Olá, este post faz parte de uma sequência de artigos sobre segurança da informação, resolvi fazê-los tanto para ajudar os interessados no tema como para fixar alguns pontos na minha cabeça, além é claro, de poder deixar como consulta em algum lugar no blog. Antes de mais nada, eu não sou o dono da verdade, então muita coisa escrita aqui pode ser feita de formas diferentes para se atingir objetivos diferentes, aqui eu mostro coisas que eu aplico no meu dia ou que já apliquei em empresas anteriores;

Conheces teu inimigo e conhece-te a ti mesmo; se tiveres cem combates a travar, cem vezes serás vitorioso. Se ignoras teu inimigo e conheces a ti mesmo, tuas chances de perder e de ganhar serão idênticas. Se ignoras ao mesmo tempo teu inimigo e a ti mesmo, só contarás teus combates por tuas derrotas. – Sun Tzu.

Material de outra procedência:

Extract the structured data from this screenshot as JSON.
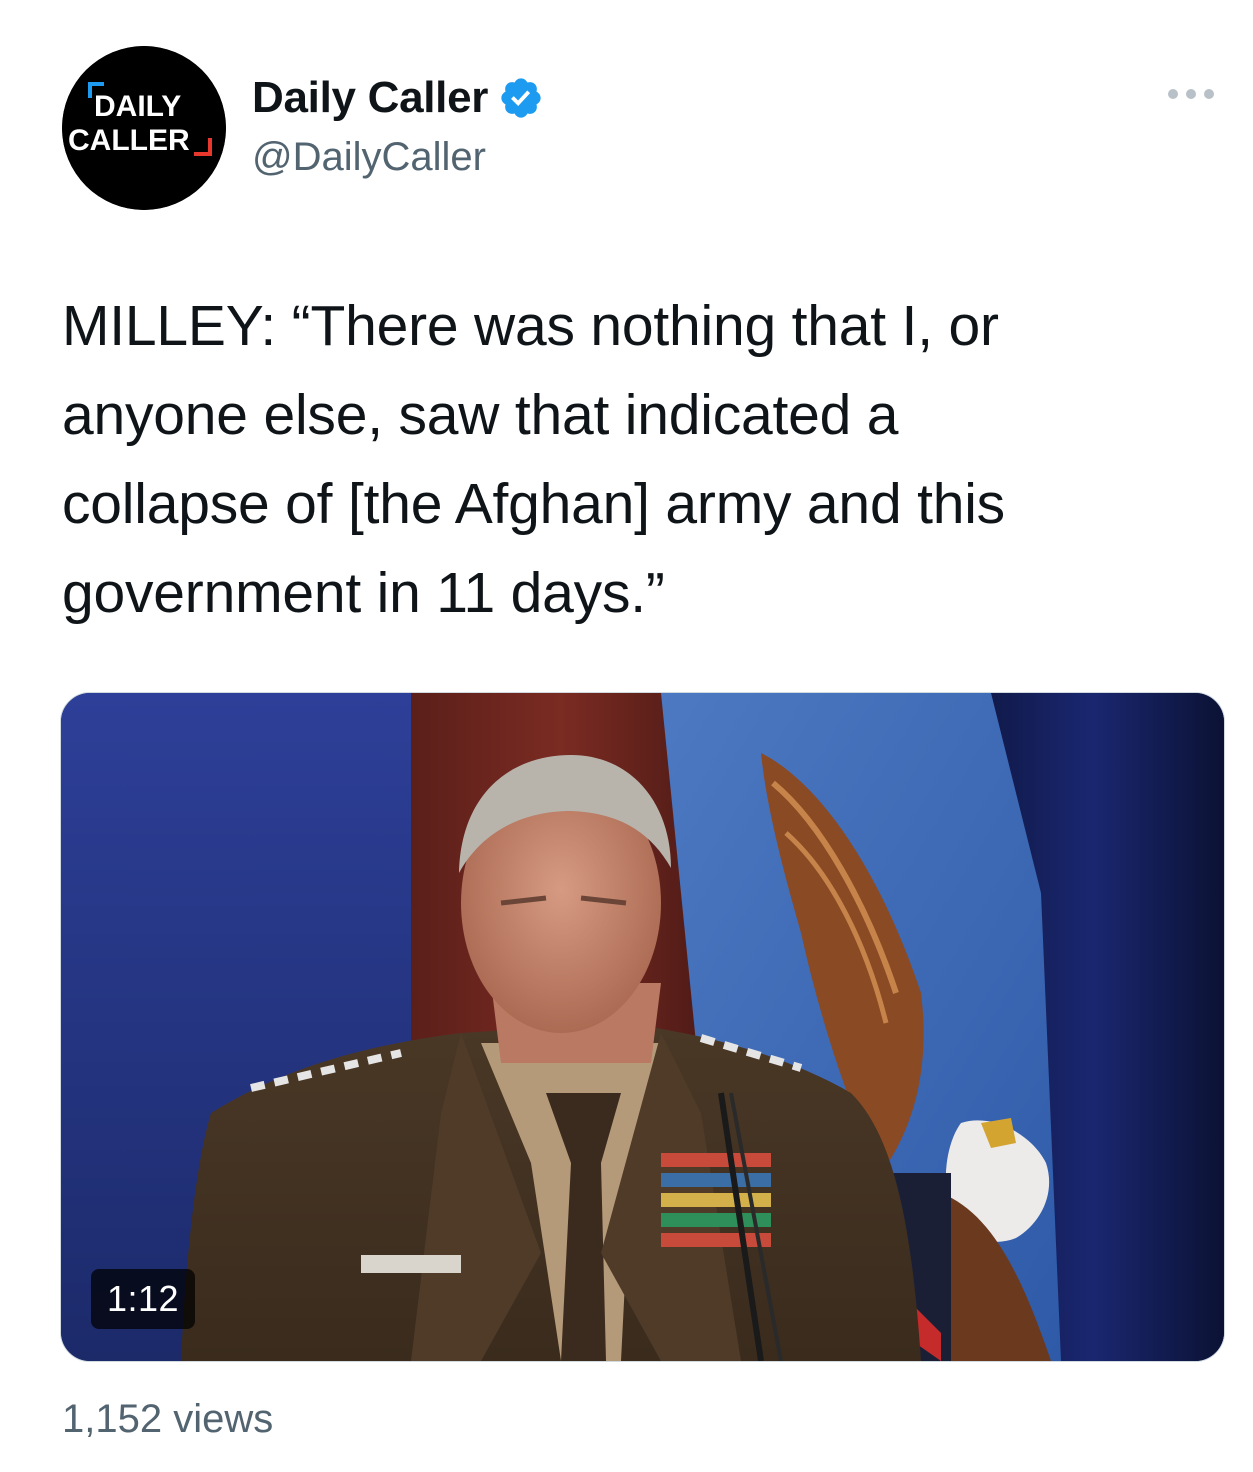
{
  "author": {
    "display_name": "Daily Caller",
    "handle": "@DailyCaller",
    "verified": true,
    "avatar_line1": "DAILY",
    "avatar_line2": "CALLER"
  },
  "tweet": {
    "lines": [
      "MILLEY: “There was nothing that I, or",
      "anyone else, saw that indicated a",
      "collapse of [the Afghan] army and this",
      "government in 11 days.”"
    ]
  },
  "media": {
    "type": "video",
    "duration": "1:12"
  },
  "stats": {
    "views": "1,152 views"
  },
  "icons": {
    "verified": "verified-badge-icon",
    "more": "more-options-icon"
  },
  "colors": {
    "verified_blue": "#1d9bf0",
    "secondary_text": "#536471",
    "primary_text": "#0f1419",
    "logo_red": "#e8372c"
  }
}
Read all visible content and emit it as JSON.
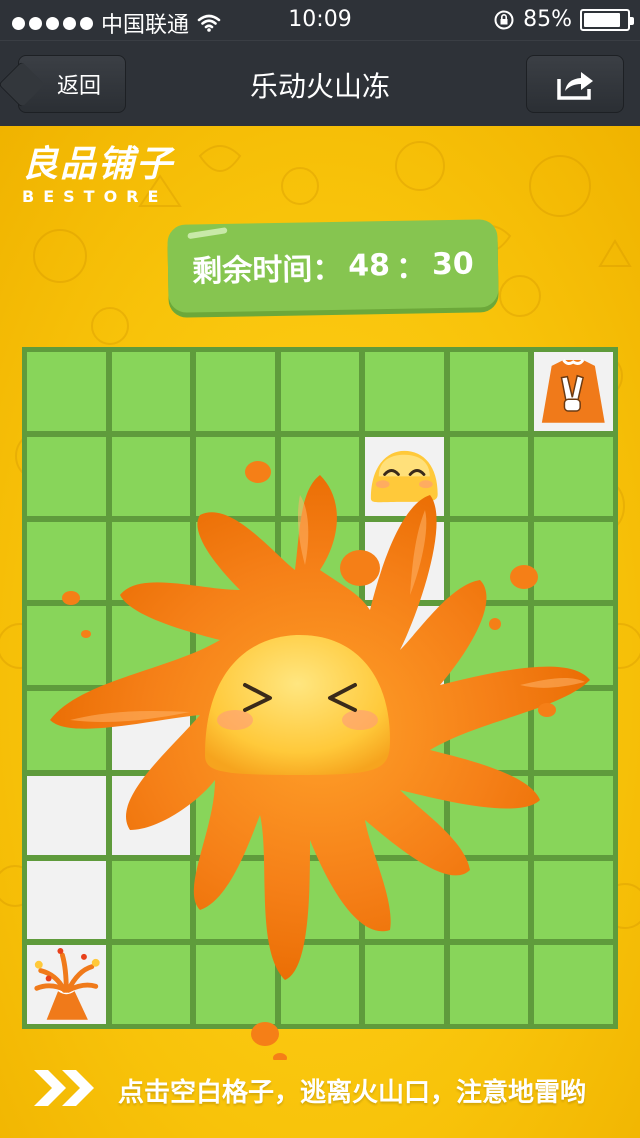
{
  "status_bar": {
    "carrier": "中国联通",
    "time": "10:09",
    "battery_percent": "85%",
    "battery_level": 0.85
  },
  "nav": {
    "back_label": "返回",
    "title": "乐动火山冻"
  },
  "logo": {
    "main": "良品铺子",
    "sub": "BESTORE"
  },
  "timer": {
    "label": "剩余时间：",
    "minutes": "48",
    "separator": "：",
    "seconds": "30"
  },
  "board": {
    "columns": 7,
    "rows": 8,
    "cells": [
      [
        "green",
        "green",
        "green",
        "green",
        "green",
        "green",
        "goal"
      ],
      [
        "green",
        "green",
        "green",
        "green",
        "blob",
        "green",
        "green"
      ],
      [
        "green",
        "green",
        "green",
        "green",
        "white",
        "green",
        "green"
      ],
      [
        "green",
        "green",
        "green",
        "green",
        "white",
        "green",
        "green"
      ],
      [
        "green",
        "white",
        "green",
        "green",
        "green",
        "green",
        "green"
      ],
      [
        "white",
        "white",
        "green",
        "green",
        "green",
        "green",
        "green"
      ],
      [
        "white",
        "green",
        "green",
        "green",
        "green",
        "green",
        "green"
      ],
      [
        "volcano",
        "green",
        "green",
        "green",
        "green",
        "green",
        "green"
      ]
    ]
  },
  "colors": {
    "green_cell": "#88d55a",
    "grid_line": "#5f9b3c",
    "white_cell": "#f2f2f2",
    "lava": "#f57f17",
    "background": "#f8c20c"
  },
  "footer": {
    "hint": "点击空白格子，逃离火山口，注意地雷哟"
  }
}
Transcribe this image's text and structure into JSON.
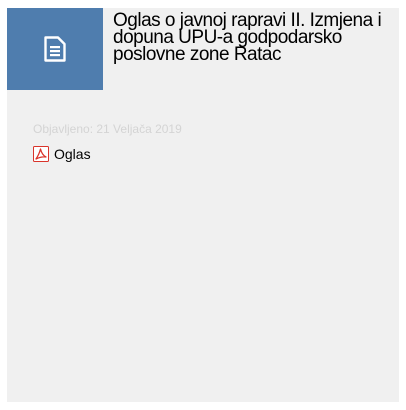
{
  "article": {
    "title": "Oglas o javnoj rapravi II. Izmjena i dopuna UPU-a godpodarsko poslovne zone Ratac",
    "published": "Objavljeno: 21 Veljača 2019",
    "header_icon": "document-icon"
  },
  "attachments": [
    {
      "label": "Oglas",
      "icon": "pdf-icon"
    }
  ],
  "colors": {
    "card_background": "#f0f0f0",
    "icon_box": "#4f7dae",
    "meta_text": "#d4d4d4",
    "pdf_red": "#d9342b"
  }
}
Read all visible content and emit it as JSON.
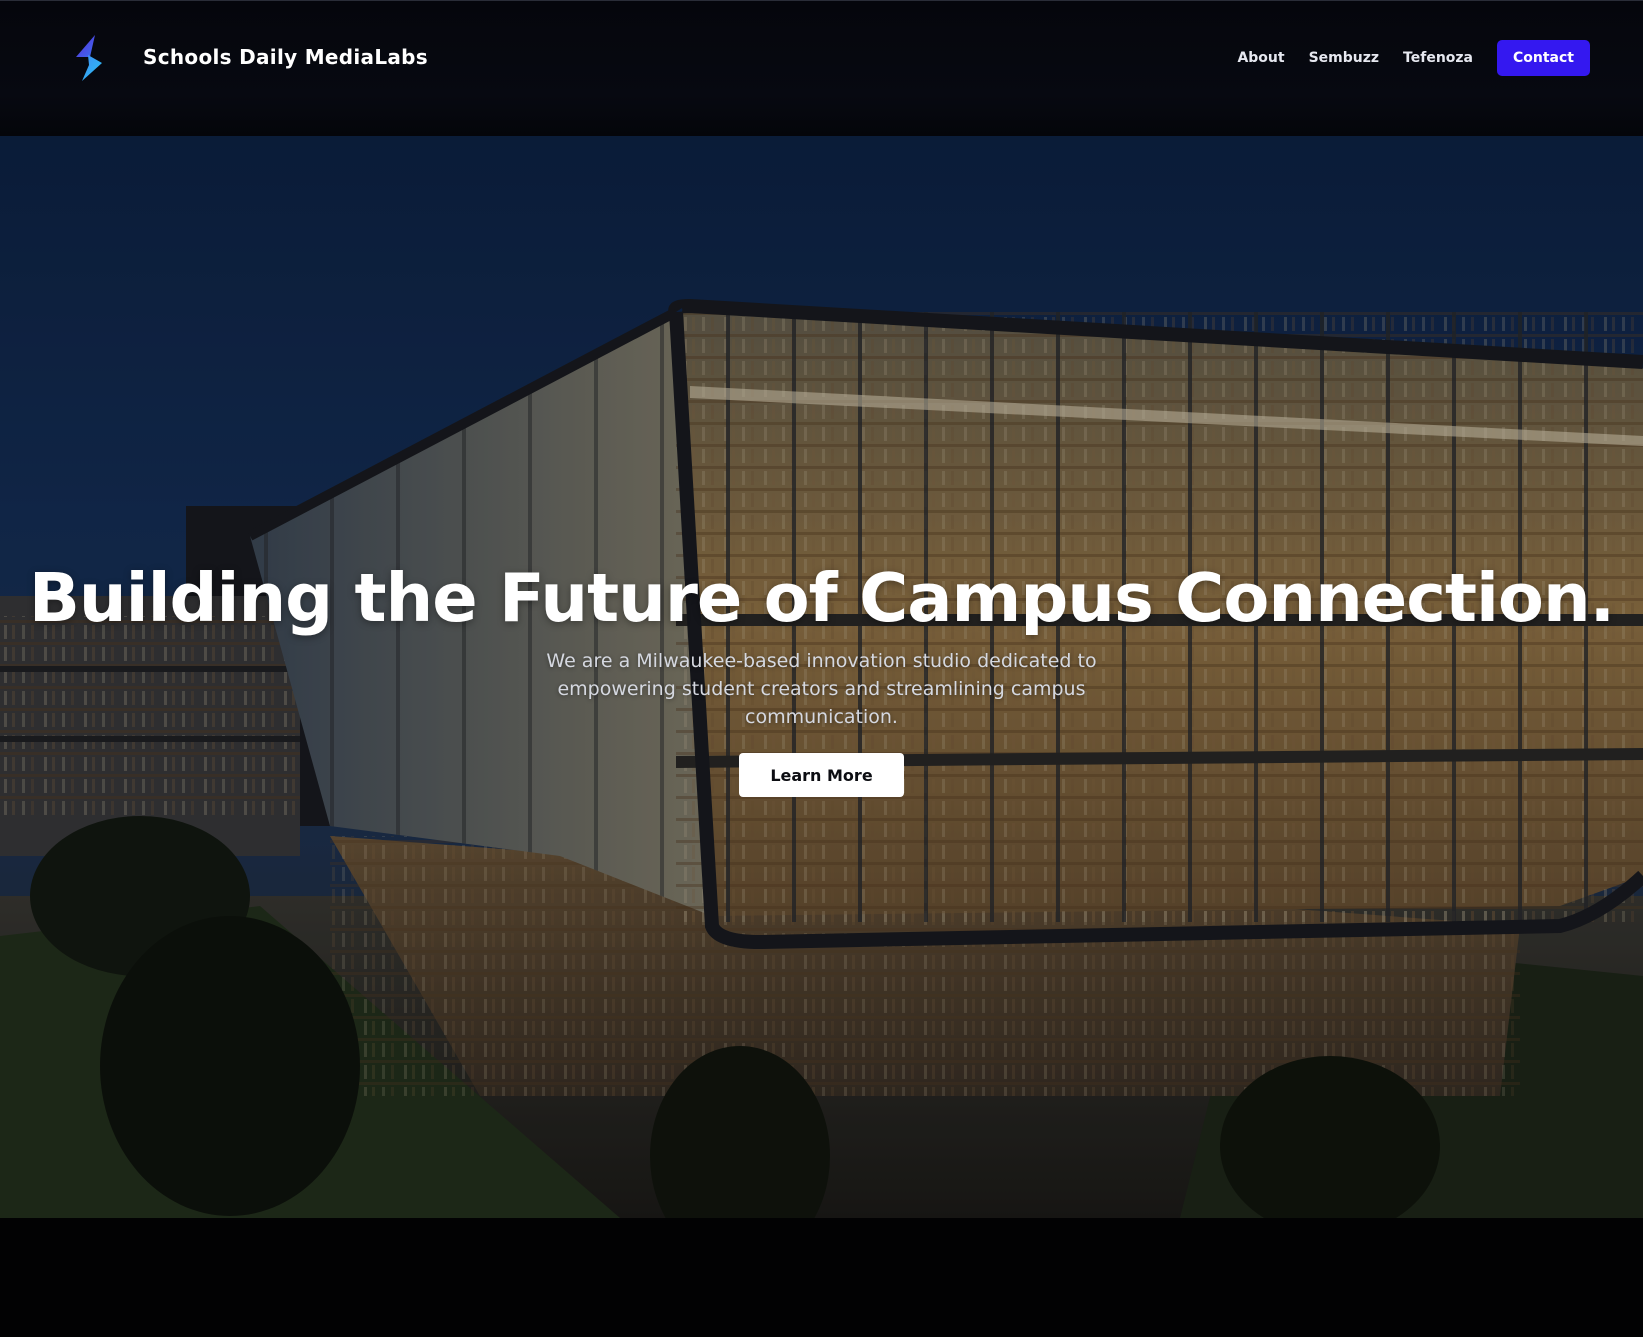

O nosso primeiro tema será avaliação e gerenciamento de riscos, um tema base para a disciplina de segurança da informação; Você pode estar lendo sobre isso pela primeira vez mas saiba que as grandes empresas do Brasil e do mundo utilizam esta prática já há bastante tempo; com base nesse contexto veremos como classificar o risco, para isso a primeira coisa que devemos definir é o significado do risco.

Um dos padrões e documentos mais referenciados e utilizados em segurança da informação e principalmente nesta disciplina de avaliação de riscos é o NIST 800-30 [1] que é considerado um MUST READ.

Então, o que é risco?

Risco, em segurança da informação, se trata de toda a ameaça em que uma organização esteja ou possa estar envolvida, todo o evento que se concretizado cause problemas ao negócio, imagem ou funcionamento da empresa; Como analista de segurança da informação um dos principais trabalhos que você tem que desenvolver é identificar que ameaças podem atingir uma organização e quais medidas você deve tomar em caso de acontecimento de um evento.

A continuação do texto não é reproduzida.